Monday, July 6, 2009

Raising Thankful Children

Wow! This is the third month of our ladies blog. I am so grateful to all who have posted, commented, and read the blog. I'm excited about a new month of blogging....

As you know, on most Mondays, we talk about Family and Home. I ran across an article by David Swihart that I wanted to share with you about having thankful children.

In the midst of this materialistic society, parents often see in their children a lack of appreciation for what they have. Here are 10 ideas that can help your children become more thankful people.

Begin to model an attitude that says, "This thing isn't mine, it belongs to God and he is letting me use it right now." With this attitude, you can begin to convey not only that God is the creator and owner of everything, but also that we are entrusted with caring for God's possessions.

Limit the number of things you give to your children. If you are constantly giving things to them, they lose their appreciation for a gift when the next one comes along. Instead of having one prized possession, they will simply have lots of stuff to occupy them. Over time, this breeds a lack of appreciation for things. In short, you spoil your child.

Don't make giving toys or presents the primary way of showing love in your family. Love is a spiritual act, and is best communicated through speech, touch, facial expressions and attitudes.

Take time regularly to be thankful and to give thanks together. Let your children see you telling them and others, "thank you".

During family prayer time, go around the circle and have each family member tell God "thank you" for something.

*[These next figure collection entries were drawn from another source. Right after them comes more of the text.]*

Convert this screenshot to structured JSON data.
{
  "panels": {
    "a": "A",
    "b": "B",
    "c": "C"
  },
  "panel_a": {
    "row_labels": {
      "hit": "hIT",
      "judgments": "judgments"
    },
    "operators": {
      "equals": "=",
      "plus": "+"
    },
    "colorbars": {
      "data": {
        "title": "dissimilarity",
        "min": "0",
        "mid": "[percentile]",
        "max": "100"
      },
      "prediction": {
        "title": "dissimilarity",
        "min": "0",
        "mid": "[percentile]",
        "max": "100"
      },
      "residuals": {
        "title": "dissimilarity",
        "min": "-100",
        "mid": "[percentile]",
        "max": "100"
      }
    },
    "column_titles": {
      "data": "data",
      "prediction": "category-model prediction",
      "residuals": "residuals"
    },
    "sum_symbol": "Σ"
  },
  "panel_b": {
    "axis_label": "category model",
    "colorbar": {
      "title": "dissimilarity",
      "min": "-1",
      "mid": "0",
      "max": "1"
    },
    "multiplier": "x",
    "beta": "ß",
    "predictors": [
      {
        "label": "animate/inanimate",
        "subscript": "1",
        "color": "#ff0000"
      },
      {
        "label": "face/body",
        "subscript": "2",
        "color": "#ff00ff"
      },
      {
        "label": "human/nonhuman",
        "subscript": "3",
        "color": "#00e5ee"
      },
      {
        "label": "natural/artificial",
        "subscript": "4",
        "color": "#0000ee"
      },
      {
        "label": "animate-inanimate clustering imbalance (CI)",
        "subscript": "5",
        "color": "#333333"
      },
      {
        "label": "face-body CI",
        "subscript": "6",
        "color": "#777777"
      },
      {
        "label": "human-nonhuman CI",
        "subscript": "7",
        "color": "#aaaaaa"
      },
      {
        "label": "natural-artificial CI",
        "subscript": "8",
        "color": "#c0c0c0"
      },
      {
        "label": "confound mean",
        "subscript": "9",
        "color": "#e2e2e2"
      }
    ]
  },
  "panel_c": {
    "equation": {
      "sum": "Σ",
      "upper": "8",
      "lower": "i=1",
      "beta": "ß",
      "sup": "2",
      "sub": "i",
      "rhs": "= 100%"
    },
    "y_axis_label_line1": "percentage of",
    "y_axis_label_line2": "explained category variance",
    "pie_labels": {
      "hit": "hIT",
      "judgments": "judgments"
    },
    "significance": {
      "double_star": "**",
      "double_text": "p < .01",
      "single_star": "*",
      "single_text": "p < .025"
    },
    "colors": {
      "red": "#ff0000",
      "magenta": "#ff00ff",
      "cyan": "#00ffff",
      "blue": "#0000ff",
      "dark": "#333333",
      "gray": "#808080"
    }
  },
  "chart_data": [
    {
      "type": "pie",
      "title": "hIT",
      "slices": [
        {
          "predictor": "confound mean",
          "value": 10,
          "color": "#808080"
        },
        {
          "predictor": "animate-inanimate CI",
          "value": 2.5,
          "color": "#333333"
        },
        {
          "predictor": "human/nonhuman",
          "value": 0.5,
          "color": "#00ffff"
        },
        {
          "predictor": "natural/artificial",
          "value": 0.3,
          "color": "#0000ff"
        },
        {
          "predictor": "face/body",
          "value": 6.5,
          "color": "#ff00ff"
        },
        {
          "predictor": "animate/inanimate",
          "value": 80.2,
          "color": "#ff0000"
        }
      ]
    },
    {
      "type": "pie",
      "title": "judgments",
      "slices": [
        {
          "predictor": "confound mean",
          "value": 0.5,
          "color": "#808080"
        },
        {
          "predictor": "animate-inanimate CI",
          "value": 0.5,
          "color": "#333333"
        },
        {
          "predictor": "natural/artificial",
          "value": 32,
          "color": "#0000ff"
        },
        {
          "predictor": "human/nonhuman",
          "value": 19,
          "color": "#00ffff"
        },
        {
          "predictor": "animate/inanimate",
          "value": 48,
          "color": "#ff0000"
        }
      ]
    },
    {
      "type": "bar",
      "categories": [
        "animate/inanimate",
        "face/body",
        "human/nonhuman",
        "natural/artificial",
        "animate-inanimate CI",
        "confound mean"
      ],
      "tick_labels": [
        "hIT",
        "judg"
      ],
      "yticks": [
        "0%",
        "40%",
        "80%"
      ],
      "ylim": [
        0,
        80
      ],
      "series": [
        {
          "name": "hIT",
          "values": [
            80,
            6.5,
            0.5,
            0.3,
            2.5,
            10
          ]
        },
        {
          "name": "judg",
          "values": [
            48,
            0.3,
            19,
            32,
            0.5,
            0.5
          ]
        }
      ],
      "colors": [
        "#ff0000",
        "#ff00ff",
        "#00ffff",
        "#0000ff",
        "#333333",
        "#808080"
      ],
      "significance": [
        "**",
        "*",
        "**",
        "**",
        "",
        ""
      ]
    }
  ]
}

Plan family activities that involve ministering to other people. Through this a child can see how blessing others produces thankfulness.

Incorporate into discipline the removal of certain things and activities your child likes but may take for granted. This will give the opportunity to "miss" it, increasing his appreciation for having it.

Acknowledge when your child says, "thank you" by looking at him or her, smiling and clearly saying, "you're welcome'. Let them know how it makes you happy to hear them saying, "thank you".

As your children grow old enough to comprehend it, make clear distinctions between "rights" and "privileges", first in your own life and, by application, in theirs. A good example for adults is having a driver's license.

Over time, make the connection for your children between thankfulness and worship so that they can truly grow to worship the Lord out of a thankful heart.

We have awesome children in our church and I want to do my part to be sure they have the resources and training to become powerful ministers of the gospel. I love each of you and hope you have a fabulous Monday.

On another note...the wedding of Bro. Jamie and Sis. Courtney was beautiful. I will try to post some pictures later.

Love you all! Sis. D.

1 comment:

  1. Thanks Sis. D! That was very helpful info and very needed I appreciate it very much.